Friday, May 12, 2006

Serendipity, and Icon and an Answered Question


So I think I wrote about having to move out of my office by the end of this week, and I wrote about my new class in Gradual School being Early Church History. I am reading a book called Reading Scripture with the Church Fathers by Christopher Hall. In it he talks about the influence of the "Church Mothers" or the women in the early church who don't have a designation, but nonetheless were equally as influential to the men of the era. Some were even more influential, by the addmition of their male counterparts.

Anyway, just the day after I read about Macrina, the sister of Basil the Great and Gregory of Nyssa and how influential she was to them I happened to be taking down the Icon of the Greek fathers from the wall of my office which has Basil and Gregory and Gregory of Nazianzus and another figure, that I had always assumed was a woman, because the three men are dressed alike in Greek Vestments, and the fourth figure has a soft face and is dressed softly and is veiled. On the back of the icon there is a paper that states who is in the picture. The paper says that the fourth person is St. Proccuratus? And that the original image comes from the wall of a Church in Turkey and is from the 7th or 8th Century.

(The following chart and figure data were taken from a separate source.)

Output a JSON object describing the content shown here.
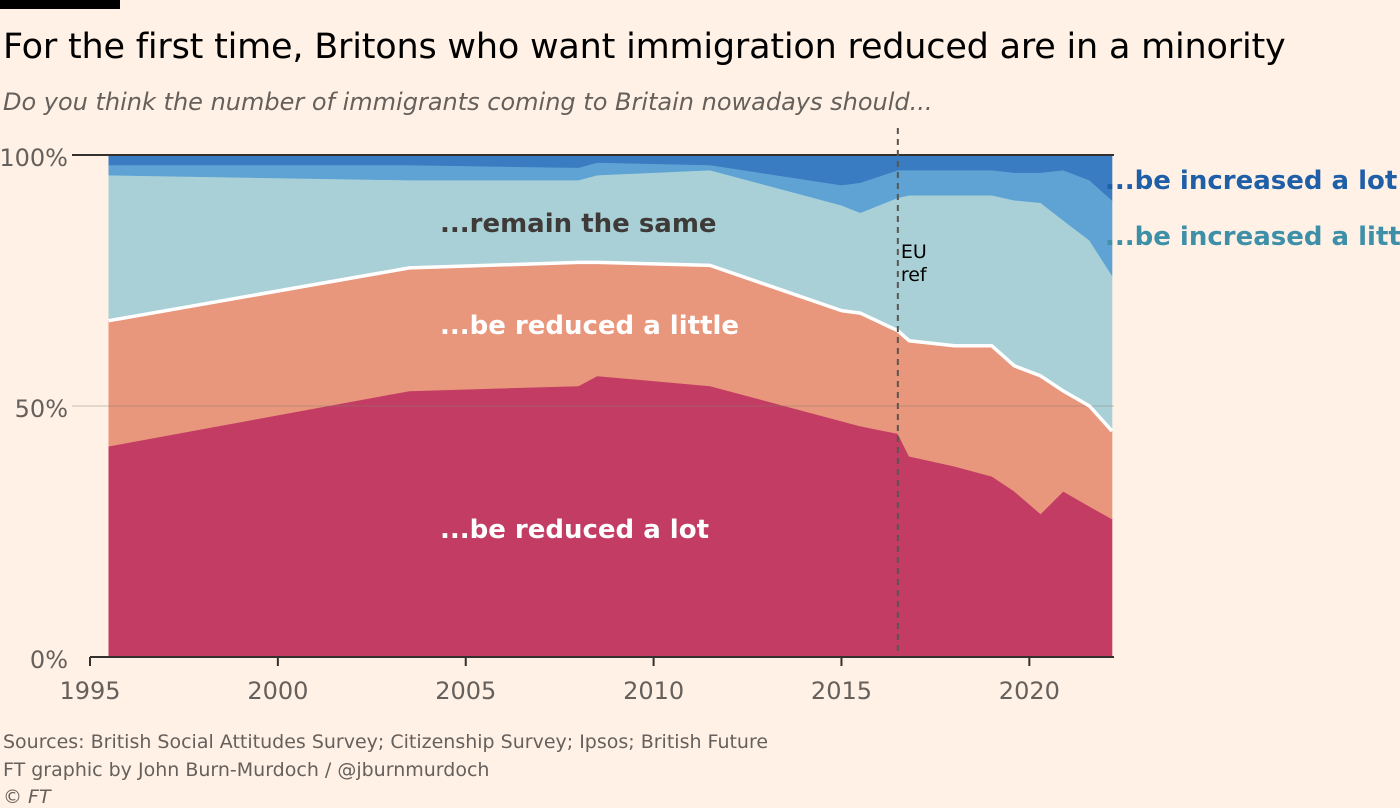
{
  "header": {
    "title": "For the first time, Britons who want immigration reduced are in a minority",
    "subtitle": "Do you think the number of immigrants coming to Britain nowadays should..."
  },
  "footer": {
    "sources": "Sources: British Social Attitudes Survey; Citizenship Survey; Ipsos; British Future",
    "credit": "FT graphic by John Burn-Murdoch / @jburnmurdoch",
    "copyright": "© FT"
  },
  "colors": {
    "background": "#fff1e5",
    "reduced_lot": "#c23c63",
    "reduced_little": "#e8967c",
    "remain_same": "#a9d0d7",
    "increased_little": "#5ea3d4",
    "increased_lot": "#3a7cc1",
    "label_increased_lot": "#1f5fa8",
    "label_increased_little": "#3e8fa8"
  },
  "chart_data": {
    "type": "area",
    "stacked": true,
    "title": "For the first time, Britons who want immigration reduced are in a minority",
    "subtitle": "Do you think the number of immigrants coming to Britain nowadays should...",
    "xlim": [
      1995,
      2022.2
    ],
    "ylim": [
      0,
      100
    ],
    "x_ticks": [
      "1995",
      "2000",
      "2005",
      "2010",
      "2015",
      "2020"
    ],
    "y_ticks": [
      "0%",
      "50%",
      "100%"
    ],
    "grid": true,
    "x": [
      1995.5,
      2003.5,
      2008.0,
      2008.5,
      2011.5,
      2015.0,
      2015.5,
      2016.5,
      2016.8,
      2018.0,
      2019.0,
      2019.6,
      2020.3,
      2020.9,
      2021.6,
      2022.2
    ],
    "series": [
      {
        "name": "...be reduced a lot",
        "values": [
          42,
          53,
          54,
          56,
          54,
          47,
          46,
          44.5,
          40,
          38,
          36,
          33,
          28.5,
          33,
          30,
          27.5
        ]
      },
      {
        "name": "...be reduced a little",
        "values": [
          25,
          24.5,
          24.6,
          22.6,
          24,
          22,
          22.5,
          20.5,
          23,
          24,
          26,
          25,
          27.5,
          20,
          20,
          17.5
        ]
      },
      {
        "name": "...remain the same",
        "values": [
          29,
          17.5,
          16.4,
          17.4,
          19,
          21,
          20,
          26.5,
          29,
          30,
          30,
          33,
          34.5,
          34,
          33,
          31
        ]
      },
      {
        "name": "...be increased a little",
        "values": [
          2,
          3,
          2.5,
          2.5,
          1,
          4,
          6,
          5.5,
          5,
          5,
          5,
          5.5,
          6,
          10,
          12,
          15
        ]
      },
      {
        "name": "...be increased a lot",
        "values": [
          2,
          2,
          2.5,
          1.5,
          2,
          6,
          5.5,
          3,
          3,
          3,
          3,
          3.5,
          3.5,
          3,
          5,
          9
        ]
      }
    ],
    "annotations": [
      {
        "text": "EU",
        "x": 2016.5
      },
      {
        "text": "ref",
        "x": 2016.5
      }
    ],
    "area_labels": {
      "reduced_lot": "...be reduced a lot",
      "reduced_little": "...be reduced a little",
      "remain_same": "...remain the same",
      "increased_little": "...be increased a little",
      "increased_lot": "...be increased a lot"
    }
  }
}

After reading Christopher Hall, I am going to take a big leap of faith here and say that the original painter knew that he (or she) was representing Macrina, The fourth of the influential members of the Greek "fathers" and over the centuries that little known fact was simply misplaced. When the icon maker decided to use the image on the icon, he (probably a man) knew the identity of the "fathers" and assumed that the fourth person was a student of theirs and so gave "him" a name with a question mark? Because of the uncertainty.

It would be interesting to find out if my guess is correct and my icon is really of the Greek Fathers and Macrina. I can't wait to take it to School with me next weekend and show it to my professor and see what he thinks.